Inhibition of MAK-2 kinase activity disrupts both MAK-2 and SO oscillation during chemotropic interactions. (A) Inhibition of MAK-2 kinase function by addition of 1NM-PP1 to (his-3::Pccg1 mak-2^Q100G; Δmak-2) germlings causes cessation of MAK-2-GFP oscillation in a partner cell (his-3::Pccg1 mak-2-gfp; Δmak-2). 1NM-PP1 added after 0 min time point.
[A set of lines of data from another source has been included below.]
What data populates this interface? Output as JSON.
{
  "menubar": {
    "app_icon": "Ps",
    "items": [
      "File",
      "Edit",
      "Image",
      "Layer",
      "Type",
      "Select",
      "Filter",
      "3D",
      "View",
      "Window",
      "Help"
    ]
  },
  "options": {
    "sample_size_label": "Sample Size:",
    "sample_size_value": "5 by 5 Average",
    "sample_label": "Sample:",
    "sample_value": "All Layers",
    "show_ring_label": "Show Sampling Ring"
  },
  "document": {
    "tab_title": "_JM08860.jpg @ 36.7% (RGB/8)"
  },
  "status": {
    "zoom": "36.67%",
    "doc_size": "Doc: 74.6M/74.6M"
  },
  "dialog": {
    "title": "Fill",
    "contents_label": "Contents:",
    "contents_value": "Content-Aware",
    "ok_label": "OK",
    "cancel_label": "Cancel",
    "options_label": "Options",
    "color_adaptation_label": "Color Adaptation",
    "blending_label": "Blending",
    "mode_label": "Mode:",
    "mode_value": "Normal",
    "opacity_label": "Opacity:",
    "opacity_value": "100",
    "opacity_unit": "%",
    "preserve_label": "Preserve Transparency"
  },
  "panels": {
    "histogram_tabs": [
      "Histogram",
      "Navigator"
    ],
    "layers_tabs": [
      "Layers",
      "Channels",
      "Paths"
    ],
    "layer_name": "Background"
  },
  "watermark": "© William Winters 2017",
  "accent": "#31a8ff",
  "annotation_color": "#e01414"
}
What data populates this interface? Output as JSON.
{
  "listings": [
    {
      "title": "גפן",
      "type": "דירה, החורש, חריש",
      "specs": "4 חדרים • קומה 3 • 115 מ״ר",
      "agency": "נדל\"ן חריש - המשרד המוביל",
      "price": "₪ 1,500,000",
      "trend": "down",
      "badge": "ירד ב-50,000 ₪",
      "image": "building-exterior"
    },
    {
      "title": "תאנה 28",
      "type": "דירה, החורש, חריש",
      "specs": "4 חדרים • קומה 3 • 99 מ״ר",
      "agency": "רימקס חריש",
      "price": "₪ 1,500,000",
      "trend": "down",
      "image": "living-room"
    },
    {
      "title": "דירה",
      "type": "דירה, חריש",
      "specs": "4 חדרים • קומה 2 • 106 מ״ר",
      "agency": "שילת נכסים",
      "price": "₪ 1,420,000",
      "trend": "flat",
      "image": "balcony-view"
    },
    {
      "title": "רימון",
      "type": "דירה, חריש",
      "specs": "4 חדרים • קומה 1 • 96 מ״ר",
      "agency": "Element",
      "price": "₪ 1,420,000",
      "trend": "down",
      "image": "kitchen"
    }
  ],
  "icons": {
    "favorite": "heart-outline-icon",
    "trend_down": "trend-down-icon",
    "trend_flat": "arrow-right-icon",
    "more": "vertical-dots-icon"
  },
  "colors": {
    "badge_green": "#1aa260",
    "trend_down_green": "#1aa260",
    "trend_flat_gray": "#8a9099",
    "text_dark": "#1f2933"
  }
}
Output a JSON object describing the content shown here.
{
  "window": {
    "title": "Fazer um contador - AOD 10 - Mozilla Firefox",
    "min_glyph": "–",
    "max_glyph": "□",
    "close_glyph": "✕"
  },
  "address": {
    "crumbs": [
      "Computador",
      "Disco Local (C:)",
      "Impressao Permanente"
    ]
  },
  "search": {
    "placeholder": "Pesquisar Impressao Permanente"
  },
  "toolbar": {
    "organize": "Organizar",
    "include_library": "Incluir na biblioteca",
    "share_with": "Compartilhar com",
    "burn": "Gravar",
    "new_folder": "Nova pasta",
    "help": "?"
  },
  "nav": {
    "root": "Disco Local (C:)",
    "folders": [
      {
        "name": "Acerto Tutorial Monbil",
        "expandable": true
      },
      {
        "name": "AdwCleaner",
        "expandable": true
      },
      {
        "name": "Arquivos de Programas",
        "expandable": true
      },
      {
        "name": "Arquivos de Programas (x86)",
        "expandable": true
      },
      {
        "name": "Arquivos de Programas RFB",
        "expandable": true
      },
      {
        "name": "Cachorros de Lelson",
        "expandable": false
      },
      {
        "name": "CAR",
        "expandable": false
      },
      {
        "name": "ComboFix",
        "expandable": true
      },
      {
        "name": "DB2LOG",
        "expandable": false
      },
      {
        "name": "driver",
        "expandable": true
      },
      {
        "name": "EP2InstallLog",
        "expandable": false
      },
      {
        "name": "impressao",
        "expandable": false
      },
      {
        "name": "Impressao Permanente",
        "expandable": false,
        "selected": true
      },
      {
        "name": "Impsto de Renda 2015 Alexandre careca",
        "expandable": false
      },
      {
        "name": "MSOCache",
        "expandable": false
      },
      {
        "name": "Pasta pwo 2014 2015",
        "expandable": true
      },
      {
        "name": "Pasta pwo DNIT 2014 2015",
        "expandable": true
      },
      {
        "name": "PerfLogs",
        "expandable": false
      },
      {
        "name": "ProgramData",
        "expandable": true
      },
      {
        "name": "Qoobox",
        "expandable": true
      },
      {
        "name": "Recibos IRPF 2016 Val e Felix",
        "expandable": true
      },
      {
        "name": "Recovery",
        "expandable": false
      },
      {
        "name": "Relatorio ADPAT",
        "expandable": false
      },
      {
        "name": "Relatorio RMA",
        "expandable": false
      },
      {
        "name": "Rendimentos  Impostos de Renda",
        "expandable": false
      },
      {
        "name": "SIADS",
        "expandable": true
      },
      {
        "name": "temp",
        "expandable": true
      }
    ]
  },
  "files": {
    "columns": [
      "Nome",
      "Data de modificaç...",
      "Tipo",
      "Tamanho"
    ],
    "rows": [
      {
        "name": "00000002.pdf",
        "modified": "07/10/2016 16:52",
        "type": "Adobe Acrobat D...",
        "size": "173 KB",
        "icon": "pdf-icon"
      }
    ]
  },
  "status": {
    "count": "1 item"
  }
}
Note lack of MAK-2 oscillation in graphic representation of MAK-2-GFP localization to CAT tip over time. y axis shows the ratio of relative fluorescence intensity (R.F.I.) in the interacting zone as compared to background; x axis shows time. (B) Inhibition of MAK-2 kinase function in one cell (his-3::Pccg1 mak-2^Q100G; Δmak-2) causes a cessation of SO-GFP oscillation in the CAT of a partner cell (his-3::Pccg1 so-gfp Δso). 1NM-PP1 added after 0 min time point. Note lack of SO oscillation in graphic representation of SO-GFP localization in CAT tips after addition of 1NM-PP1. x axis and y axis as in (A). (C) Inhibition of MAK-2 kinase activity in [his-3::Pccg1 mak-2Q100G; Δmak-2 (so-gfp)] germling pairs results in accumulation of the particulate SO-GFP complexes in both cells, which gradually lose polarity and spread around the cell cortex. 1NM-PP1 added after the 0 min time point. Graphic representation of SO-GFP localization to both CAT tips after the addition of 1NM-PP1. Y and x axis are as in (A). (Scale bar, 2 μm.)

Fig. 5.

Model for chemotropic interactions during germling fusion involving MAK-2 and SO functions. Early in chemotropic interactions during germling fusion, MAK-2 and SO show opposing localization around CAT tips. SO is associated with the release of a pulse of diffusible signal, which results in recruitment and activation of MAK-2 at the cell cortex in the partner cell. Kinase-active MAK-2 results in activation of downstream targets, such as components of the cytoskeleton, which are involved in directed growth. MAK-2 kinase activity is required for delocalization of SO from the cell cortex. Inactivation of MAK-2 (by phosphatases or indirect action of SO) results in delocalization from the cell cortex and SO accumulation at the cell cortex. As oscillation continues, both MAK-2 and SO are localized in tight foci associated with future contact sites and fusion pore position.